L'aéroport de Charleroi va-t-il devoir être recapitalisé ?

Cette année, la crise du Covid a coûté 50 millions d’euros à l’aéroport de Charleroi.
Cette année, la crise du Covid a coûté 50 millions d’euros à l’aéroport de Charleroi. - © OLIVIER PAPEGNIES - IMAGEGLOBE

L’actionnaire principal, la Région wallonne, étudierait ce scénario. Il serait question, selon l’Echo qui donnait l’information ce mardi matin, de réinjecter entre 50 et 100 millions d’euros. Une somme qui permettrait de passer la crise mais aussi de voir à plus long terme.

Une activité en berne, un besoin d’argent frais

Cette année, la crise du Covid a coûté 50 millions d’euros à l’aéroport de Charleroi. L’activité durant ces vacances a été divisée par deux par rapport à la même période en 2019. Une recapitalisation est donc envisagée pour permettre de garder la tête hors de l’eau en cette période très difficile mais aussi pour pouvoir poursuivre le développement de l’aéroport.

"L’aéroport doit évidemment préparer le redémarrage ou le retour du moins à une activité plus ou moins normale, explique Michael Van den Kerkhove, le président par intérim du conseil d’administration.
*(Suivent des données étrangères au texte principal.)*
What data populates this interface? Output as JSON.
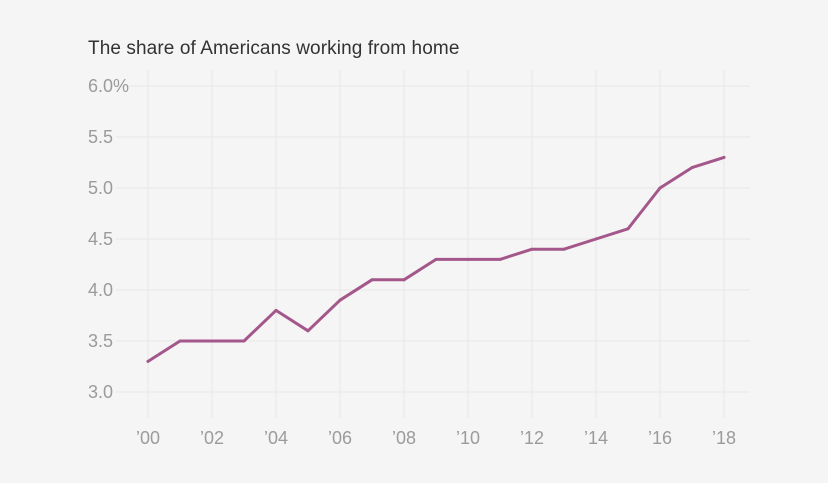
{
  "chart_data": {
    "type": "line",
    "title": "The share of Americans working from home",
    "xlabel": "",
    "ylabel": "",
    "x": [
      2000,
      2001,
      2002,
      2003,
      2004,
      2005,
      2006,
      2007,
      2008,
      2009,
      2010,
      2011,
      2012,
      2013,
      2014,
      2015,
      2016,
      2017,
      2018
    ],
    "series": [
      {
        "name": "Share working from home (%)",
        "values": [
          3.3,
          3.5,
          3.5,
          3.5,
          3.8,
          3.6,
          3.9,
          4.1,
          4.1,
          4.3,
          4.3,
          4.3,
          4.4,
          4.4,
          4.5,
          4.6,
          5.0,
          5.2,
          5.3
        ],
        "color": "#a3578a"
      }
    ],
    "xlim": [
      2000,
      2018
    ],
    "ylim": [
      3.0,
      6.0
    ],
    "y_ticks": [
      {
        "value": 6.0,
        "label": "6.0%"
      },
      {
        "value": 5.5,
        "label": "5.5"
      },
      {
        "value": 5.0,
        "label": "5.0"
      },
      {
        "value": 4.5,
        "label": "4.5"
      },
      {
        "value": 4.0,
        "label": "4.0"
      },
      {
        "value": 3.5,
        "label": "3.5"
      },
      {
        "value": 3.0,
        "label": "3.0"
      }
    ],
    "x_ticks": [
      {
        "value": 2000,
        "label": "’00"
      },
      {
        "value": 2002,
        "label": "’02"
      },
      {
        "value": 2004,
        "label": "’04"
      },
      {
        "value": 2006,
        "label": "’06"
      },
      {
        "value": 2008,
        "label": "’08"
      },
      {
        "value": 2010,
        "label": "’10"
      },
      {
        "value": 2012,
        "label": "’12"
      },
      {
        "value": 2014,
        "label": "’14"
      },
      {
        "value": 2016,
        "label": "’16"
      },
      {
        "value": 2018,
        "label": "’18"
      }
    ],
    "grid": true,
    "colors": {
      "background": "#f6f5f5",
      "gridline": "#e8e6e6",
      "tick_text": "#9b9b9b",
      "title_text": "#333333"
    }
  }
}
Sans pouvoir compter probablement non plus sur les mêmes perspectives de croissance, mais en espérant quand même pouvoir poursuivre le développement pour les années à venir."

Afin de trouver de l’argent frais, un tour de table est prévu prochainement avec les banques, les actionnaires, les différents acteurs publics comme la Sogepa (le bras financier de la Région wallonne).

Une recapitalisation ? Tout dépend "avec qui ?"

Cette recapitalisation ne fait pas spécialement peur aux syndicats. Pour Alain Goelens, permanent Setca, tout cela dépendra de la forme qu’elle prendra. "Il s’agit d’abord de savoir : une recapitalisation, mais avec qui ? Si c’est pour avoir des actionnaires privés différents de ceux qui existent aujourd’hui, et qui prennent une part plus importante dans la recapitalisation, cela signifierait une privatisation de plus en plus importante de l’aéroport. Et là, on a des craintes !"

Ce scénario, qui pourrait éventuellement faire craindre des pertes d’emplois, n’est pour l’instant pas sur la table. Actuellement, la Région wallonne contrôle 72% de l’aéroport carolo. Et de source sûre, elle n’aurait pour l’instant pas l’intention de réduire sa participation.